Is race-based policymaking constitutional—or is it discrimination in disguise? In this episode of Politics with the Big Dogs, host Anthony Holm welcomes Edward Blum, the conservative legal strategist behind Students for Fair Admissions v. Harvard, the Supreme Court case that gutted affirmative action in college admissions.
Blum outlines why he believes equal protection means race neutrality, not race preference. He walks through the constitutional principles at stake, the long road to victory in the courts, and the legal battle still ahead.
This is not about political correctness. It’s about the Constitution.
ABOUT THE GUEST: Edward Blum is the president of Students for Fair Admissions, a membership organization whose mission is to eliminate racial and ethnic classifications and preferences in school admissions. Shortly after SFFA’s inception in 2014, the group challenged in federal court the racial admissions policies at Harvard and the University of North Carolina-Chapel Hill.
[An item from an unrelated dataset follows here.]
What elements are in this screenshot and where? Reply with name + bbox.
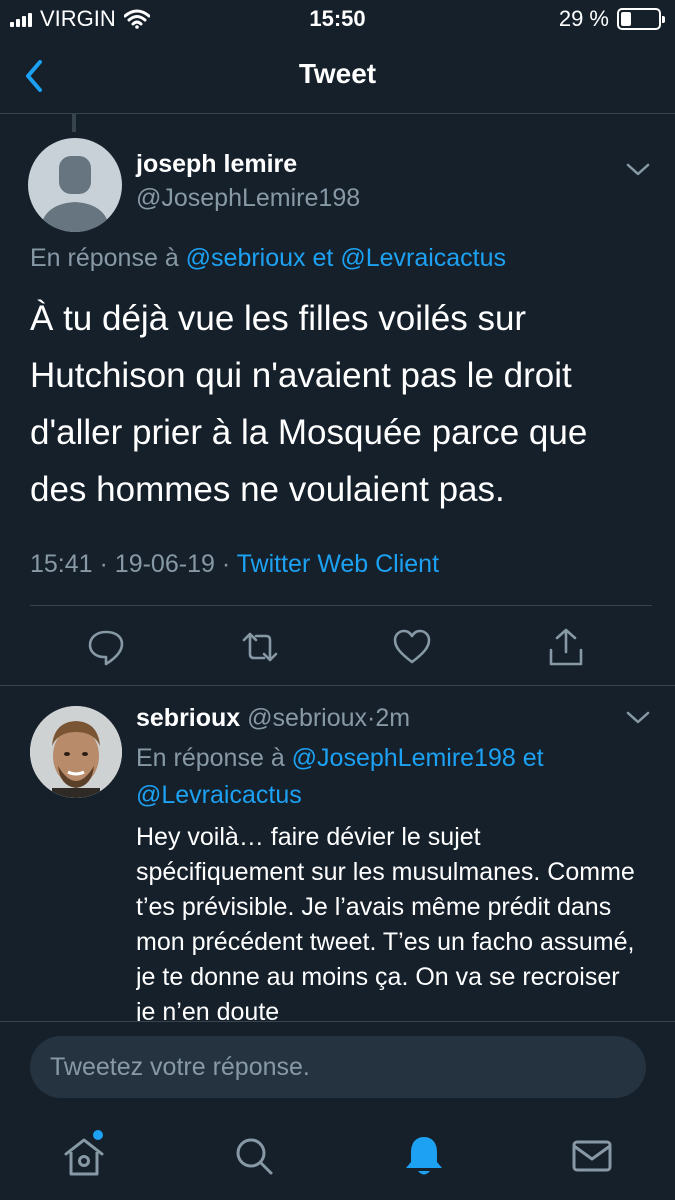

In 2023, the United States Supreme Court struck down the use of race as an admissions factor at all colleges and universities. He is the president of the newly formed American Alliance for Equal Rights, which has filed over a dozen lawsuits challenging the use of race by corporations, law firms, venture capital firms and cultural institutions. Mr. Blum also serves as the President of the Project on Fair Representation, a nonprofit legal foundation formed in 2005 that has provided counsel in a number of race-related U.S. Supreme Court cases, including Shelby Co. Alabama v. Holder, Fisher v. University of Texas (I and II) and Evenwel v. Abbott.
Since 2005, Blum has been a visiting fellow at the American Enterprise Institute, where he studies legal and policy issues relating to race and ethnicity. He is the author of a book on the Voting Rights Act, numerous essays and law review articles, and is a frequent contributor to the Wall Street Journal, USA Today, Los Angeles Times, Washington Post, and National Review, among others.